All you need to do is inform the backends that there is a pointer located at some x/y position on the target, and they can handle everything else automatically. Doing this correctly will probably require raycasting: raycast onto the render-to-texture quad, find the uv coordinate that the pointer is over, and send a PointerMove of that pointer over that render target.

wandbrandon commented 3 months ago

So in that example they aren't using raycasting. Is there not a way to simply attach the current pointer to the original in game camera? As opposed to translating the positions of the mouse to the render texture? Apologies as I'm a new to bevy and trying to learn a bit more about how it works.

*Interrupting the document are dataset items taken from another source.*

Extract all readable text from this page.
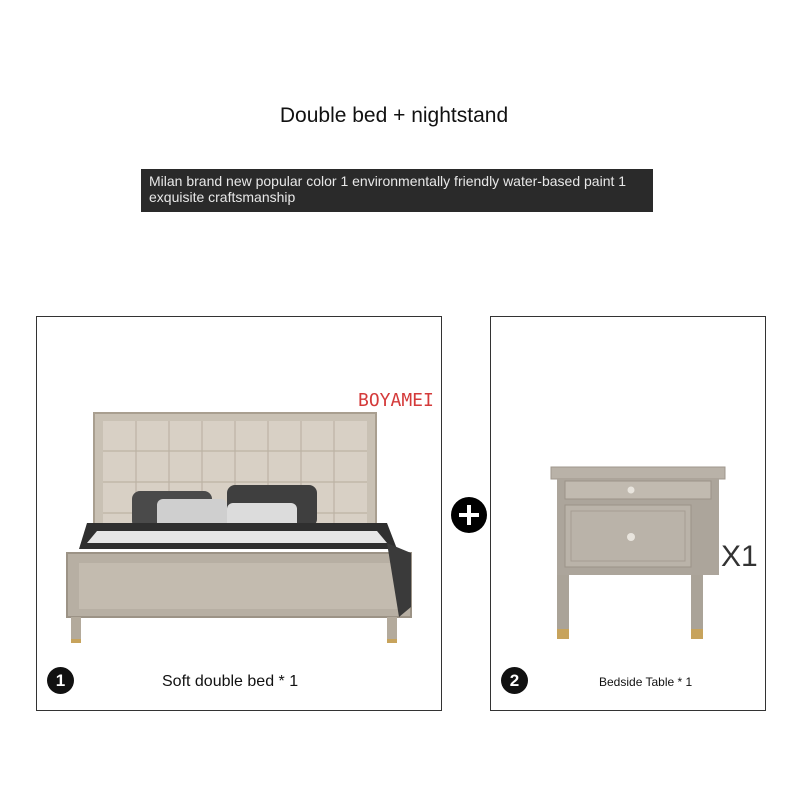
Double bed + nightstand
Milan brand new popular color 1 environmentally friendly water-based paint 1 exquisite craftsmanship
BOYAMEI
1	Soft double bed * 1
X1
2	Bedside Table * 1
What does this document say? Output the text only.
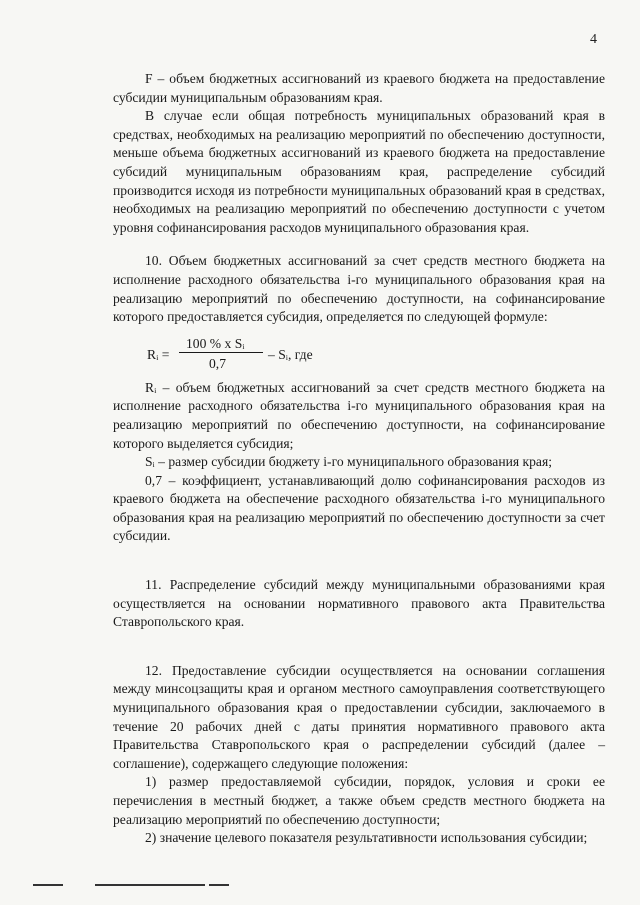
4

F – объем бюджетных ассигнований из краевого бюджета на предоставление субсидии муниципальным образованиям края.

В случае если общая потребность муниципальных образований края в средствах, необходимых на реализацию мероприятий по обеспечению доступности, меньше объема бюджетных ассигнований из краевого бюджета на предоставление субсидий муниципальным образованиям края, распределение субсидий производится исходя из потребности муниципальных образований края в средствах, необходимых на реализацию мероприятий по обеспечению доступности с учетом уровня софинансирования расходов муниципального образования края.

10. Объем бюджетных ассигнований за счет средств местного бюджета на исполнение расходного обязательства i-го муниципального образования края на реализацию мероприятий по обеспечению доступности, на софинансирование которого предоставляется субсидия, определяется по следующей формуле:

Rᵢ =
100 % x Sᵢ
0,7
– Sᵢ, где

Rᵢ – объем бюджетных ассигнований за счет средств местного бюджета на исполнение расходного обязательства i-го муниципального образования края на реализацию мероприятий по обеспечению доступности, на софинансирование которого выделяется субсидия;

Sᵢ – размер субсидии бюджету i-го муниципального образования края;

0,7 – коэффициент, устанавливающий долю софинансирования расходов из краевого бюджета на обеспечение расходного обязательства i-го муниципального образования края на реализацию мероприятий по обеспечению доступности за счет субсидии.

11. Распределение субсидий между муниципальными образованиями края осуществляется на основании нормативного правового акта Правительства Ставропольского края.

12. Предоставление субсидии осуществляется на основании соглашения между минсоцзащиты края и органом местного самоуправления соответствующего муниципального образования края о предоставлении субсидии, заключаемого в течение 20 рабочих дней с даты принятия нормативного правового акта Правительства Ставропольского края о распределении субсидий (далее – соглашение), содержащего следующие положения:

1) размер предоставляемой субсидии, порядок, условия и сроки ее перечисления в местный бюджет, а также объем средств местного бюджета на реализацию мероприятий по обеспечению доступности;

2) значение целевого показателя результативности использования субсидии;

aevyrie commented 3 months ago

That won't work. The pointer's position on the window is not the same as the pointer's position on the lower resolution render target. For example, if the window is 1920x1080, and you put the pointer in the bottom right, the pointer's position on the low resolution target is not (1920,1080), it depends on the size of that render target and its position on screen. If it is half resolution, the position 1920, 1080 on the window would map to 960, 540 on the half resolution render target. However, this ignores that the main camera could move around such that the render target does not fill the window, in which case you also need to compute this offset. You could hardcode this and assume the render target always fills the screen and has some fixed resolution ratio, but it might be brittle.

wandbrandon commented 3 months ago

Thank you for the write up, that makes sense. Perhaps rendering to a texture isn’t the greatest method for achieving this? Maybe there are better methods for achieving pixel perfect rendering?

aevyrie commented 3 months ago

I don't think there is anything wrong with this approach, it's just not immediately obvious how to handle this in a robust way. Considering this is 2D-only, it shouldn't be too hard though. All you need is the position of the pointer inside the texture. If it is in bevy_ui, I think it already computes that for you. If you are doing this manually with two 2d cameras, that also shouldn't be too hard. The only steps you need to follow are:

  1. Compute the position of the pointer in the texture quad
    • This is the only tricky part. In 2d, this is just comparing the location of the two camera's viewports, and mapping the pointer from the outer camera's viewport to the inner camera's viewport. If you are showing this texture in bevy_ui, you should be able to just use https://docs.rs/bevy/latest/bevy/ui/struct.RelativeCursorPosition.html
    • If your render-to-texture is in 3d space, you would need to do a raycast.
  2. Send an InputMove event for that pointer, with the quad's RenderTarget and the position computed in step 1
wandbrandon commented 3 months ago

This is very helpful, I appreciate you taking the time to do this! Hopefully this will help others as well.